Paper
Niki C. Thornock. Using Set Sampling in Level three Cache Studies.
Master's thesis, Brigham Young University, 1999.
Abstract
In single processor systems, one or two cache levels are sufficient to
reduce the performance gap between the processor and main memory. With
the increasing popularity of multiprocessor systems, this level of caching
is becoming inadequate; adding a third, very large cache (level 3 or L3)

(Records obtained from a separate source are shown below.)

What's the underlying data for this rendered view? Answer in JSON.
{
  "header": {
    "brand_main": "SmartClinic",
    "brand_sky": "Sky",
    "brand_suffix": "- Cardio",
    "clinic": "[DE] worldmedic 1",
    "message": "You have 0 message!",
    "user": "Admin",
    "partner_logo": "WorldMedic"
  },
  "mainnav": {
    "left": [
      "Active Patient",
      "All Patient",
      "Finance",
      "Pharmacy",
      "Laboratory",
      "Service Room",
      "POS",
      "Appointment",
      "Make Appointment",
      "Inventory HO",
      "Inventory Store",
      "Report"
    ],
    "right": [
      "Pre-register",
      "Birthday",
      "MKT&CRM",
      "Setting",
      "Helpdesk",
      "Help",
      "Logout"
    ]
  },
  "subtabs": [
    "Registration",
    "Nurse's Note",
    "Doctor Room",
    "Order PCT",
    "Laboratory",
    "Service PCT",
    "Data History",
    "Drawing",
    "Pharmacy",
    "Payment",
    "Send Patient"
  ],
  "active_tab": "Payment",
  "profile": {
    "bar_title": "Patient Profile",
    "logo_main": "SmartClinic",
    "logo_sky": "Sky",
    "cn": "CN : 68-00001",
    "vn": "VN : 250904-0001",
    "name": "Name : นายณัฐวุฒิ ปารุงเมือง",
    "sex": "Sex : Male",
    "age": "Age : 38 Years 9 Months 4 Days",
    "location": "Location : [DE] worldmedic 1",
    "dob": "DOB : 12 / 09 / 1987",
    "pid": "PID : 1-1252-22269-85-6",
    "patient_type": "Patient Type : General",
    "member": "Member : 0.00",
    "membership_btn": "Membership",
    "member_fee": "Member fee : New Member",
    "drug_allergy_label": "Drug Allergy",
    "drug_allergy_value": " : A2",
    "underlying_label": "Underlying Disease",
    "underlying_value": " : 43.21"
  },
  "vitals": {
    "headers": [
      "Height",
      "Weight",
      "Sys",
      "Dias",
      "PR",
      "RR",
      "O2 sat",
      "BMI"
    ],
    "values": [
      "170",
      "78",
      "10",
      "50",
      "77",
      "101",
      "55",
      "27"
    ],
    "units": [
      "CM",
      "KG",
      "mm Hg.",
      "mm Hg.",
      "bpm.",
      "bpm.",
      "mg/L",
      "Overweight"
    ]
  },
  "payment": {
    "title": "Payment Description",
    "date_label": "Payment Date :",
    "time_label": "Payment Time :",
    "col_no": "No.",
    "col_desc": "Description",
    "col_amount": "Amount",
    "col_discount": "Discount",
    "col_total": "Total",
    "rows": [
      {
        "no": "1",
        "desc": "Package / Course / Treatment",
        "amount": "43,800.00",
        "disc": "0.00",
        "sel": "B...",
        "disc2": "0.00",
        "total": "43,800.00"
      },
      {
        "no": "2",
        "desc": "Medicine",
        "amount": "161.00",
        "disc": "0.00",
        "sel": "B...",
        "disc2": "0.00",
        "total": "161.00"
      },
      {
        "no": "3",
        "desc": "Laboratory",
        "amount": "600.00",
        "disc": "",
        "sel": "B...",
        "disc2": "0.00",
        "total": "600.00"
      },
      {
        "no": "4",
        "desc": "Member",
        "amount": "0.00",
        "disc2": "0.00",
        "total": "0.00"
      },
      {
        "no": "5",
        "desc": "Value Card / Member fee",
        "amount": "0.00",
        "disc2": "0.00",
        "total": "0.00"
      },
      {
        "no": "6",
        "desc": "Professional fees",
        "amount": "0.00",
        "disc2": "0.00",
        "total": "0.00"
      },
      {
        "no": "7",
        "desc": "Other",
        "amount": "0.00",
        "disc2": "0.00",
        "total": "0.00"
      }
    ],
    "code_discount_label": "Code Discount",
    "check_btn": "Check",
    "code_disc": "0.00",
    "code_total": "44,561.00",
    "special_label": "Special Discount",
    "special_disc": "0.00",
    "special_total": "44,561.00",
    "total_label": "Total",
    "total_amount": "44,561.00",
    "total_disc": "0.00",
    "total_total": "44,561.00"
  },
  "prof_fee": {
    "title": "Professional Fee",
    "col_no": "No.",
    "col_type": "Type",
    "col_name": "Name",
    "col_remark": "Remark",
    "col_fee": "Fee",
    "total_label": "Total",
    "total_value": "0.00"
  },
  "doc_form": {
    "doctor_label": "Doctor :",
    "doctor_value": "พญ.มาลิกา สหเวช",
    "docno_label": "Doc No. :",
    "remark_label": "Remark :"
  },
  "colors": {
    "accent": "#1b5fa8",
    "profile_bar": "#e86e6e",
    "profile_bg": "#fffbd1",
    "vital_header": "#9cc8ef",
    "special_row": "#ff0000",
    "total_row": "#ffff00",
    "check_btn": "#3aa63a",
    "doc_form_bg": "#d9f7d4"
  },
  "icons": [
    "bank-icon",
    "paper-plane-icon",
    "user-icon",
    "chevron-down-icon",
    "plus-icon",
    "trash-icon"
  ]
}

seems a likely candidate for reducing the performance gap. Simulation,
especially trace-driven simulation, is a frequently used method of testing
new cache configurations. Creating a simulator is fairly straightforward
but it is difficult to obtain the long, accurate traces necessary for
simulating extremely large L3 cache systems used in current and future
multiprocessor systems.
We discuss some of the difficulties present in trace collection and
trace-driven simulation. We then describe our multiprocessor tracing
technique and verify that it accurately collects long traces. We
investigate time sampling and two types of set sampling and conclude that
the second set sampling technique achieves the most accurate results. The
miss rate for the second set sampling method is calculated as the number
of misses to sampled sets divided by the total number of references scaled
by the sample size. We found that the sampling accuracy depends on the
workload: if the workload warms up the cache, the sampling technique is
accurate for all cache configurations. If the workload does not warm up
the cache, the sampling technique is only accurate for very associative
caches. We determined that the 10% sample size was the most accurate.
Our chosen sampling method reduces required disk space, enables
simulations to run faster, and effectually enlarges the trace buffer of
our hardware monitor, decreasing trace distortion.